Background: Some specifics of cardiac stress protocols, i.e., stressor used or exercise level achieved, may impact myocardial perfusion imaging (MPI) accuracy.
Methods: Four-hundred and seventy-five patients were submitted to MPI and coronary angiography. MPI was performed after exercise (303 patients) or dipyridamole stress (172 patients). A coronary stenosis ≥70% was considered significant. In case of exercise test, a peak heart rate (HR) <85% of the maximal age predicted was considered submaximal and categorized as follows: >75% and <85% ("Group 1"); <75% ("Group 2").

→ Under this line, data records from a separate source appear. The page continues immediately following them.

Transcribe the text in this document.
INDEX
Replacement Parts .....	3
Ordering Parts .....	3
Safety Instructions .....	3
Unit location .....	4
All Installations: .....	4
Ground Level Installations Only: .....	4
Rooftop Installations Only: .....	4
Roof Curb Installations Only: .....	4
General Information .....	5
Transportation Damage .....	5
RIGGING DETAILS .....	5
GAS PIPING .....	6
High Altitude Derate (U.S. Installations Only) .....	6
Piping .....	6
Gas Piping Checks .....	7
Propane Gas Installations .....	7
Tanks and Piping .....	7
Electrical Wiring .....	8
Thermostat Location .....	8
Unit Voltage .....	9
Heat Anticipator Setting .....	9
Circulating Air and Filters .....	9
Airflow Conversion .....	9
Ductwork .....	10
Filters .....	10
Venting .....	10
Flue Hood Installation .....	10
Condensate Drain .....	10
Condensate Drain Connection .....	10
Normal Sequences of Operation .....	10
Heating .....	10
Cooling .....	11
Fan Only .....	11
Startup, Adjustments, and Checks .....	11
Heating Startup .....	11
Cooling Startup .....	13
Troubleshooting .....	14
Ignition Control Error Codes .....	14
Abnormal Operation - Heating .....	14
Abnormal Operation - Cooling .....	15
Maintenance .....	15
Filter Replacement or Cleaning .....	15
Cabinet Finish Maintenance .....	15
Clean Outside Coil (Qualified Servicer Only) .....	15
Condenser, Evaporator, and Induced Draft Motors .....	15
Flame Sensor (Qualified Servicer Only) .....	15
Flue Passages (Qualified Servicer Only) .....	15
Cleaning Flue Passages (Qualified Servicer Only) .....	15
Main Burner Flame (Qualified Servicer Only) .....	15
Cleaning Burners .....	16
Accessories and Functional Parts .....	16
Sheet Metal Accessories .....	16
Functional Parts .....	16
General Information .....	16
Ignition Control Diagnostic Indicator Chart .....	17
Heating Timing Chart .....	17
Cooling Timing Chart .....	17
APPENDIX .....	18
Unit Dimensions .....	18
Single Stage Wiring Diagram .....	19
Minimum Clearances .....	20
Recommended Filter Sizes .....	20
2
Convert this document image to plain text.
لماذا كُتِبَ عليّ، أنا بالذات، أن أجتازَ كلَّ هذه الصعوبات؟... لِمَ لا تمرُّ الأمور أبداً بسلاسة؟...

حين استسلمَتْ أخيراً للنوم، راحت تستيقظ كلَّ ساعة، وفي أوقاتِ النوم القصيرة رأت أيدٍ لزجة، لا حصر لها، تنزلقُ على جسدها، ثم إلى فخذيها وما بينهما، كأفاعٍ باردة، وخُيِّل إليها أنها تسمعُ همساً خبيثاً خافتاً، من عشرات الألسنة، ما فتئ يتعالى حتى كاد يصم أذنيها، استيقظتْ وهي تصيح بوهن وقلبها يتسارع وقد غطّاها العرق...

Results: At coronary angiography, 312/475 (66%) patients showed significant stenosis. In the overall population, MPI showed a high accuracy in unmasking significant coronary stenosis, independently of the stress protocol adopted (AUC .76 for exercise vs .78 for vasodilator; P = NS). However, in case of an exercise stress test, a significant interaction between peak %HR and MPI diagnostic power was evident. While an elevated accuracy was still maintained in "Group 1" patients (AUC .79; P vs maximal exercise = NS), a significant drop was demonstrated in "Group 2" patients (AUC .66; P vs maximal exercise = .012, and P vs "Group 1" = .042).
Conclusions: The accuracy of MPI is not influenced by the stress protocol adopted. Exercise MPI maintains an elevated accuracy as long as the %HR remains >75%.
Keywords: CZT; Myocardial perfusion imaging; exercise stress test; ischemic heart disease; pharmacological stress test.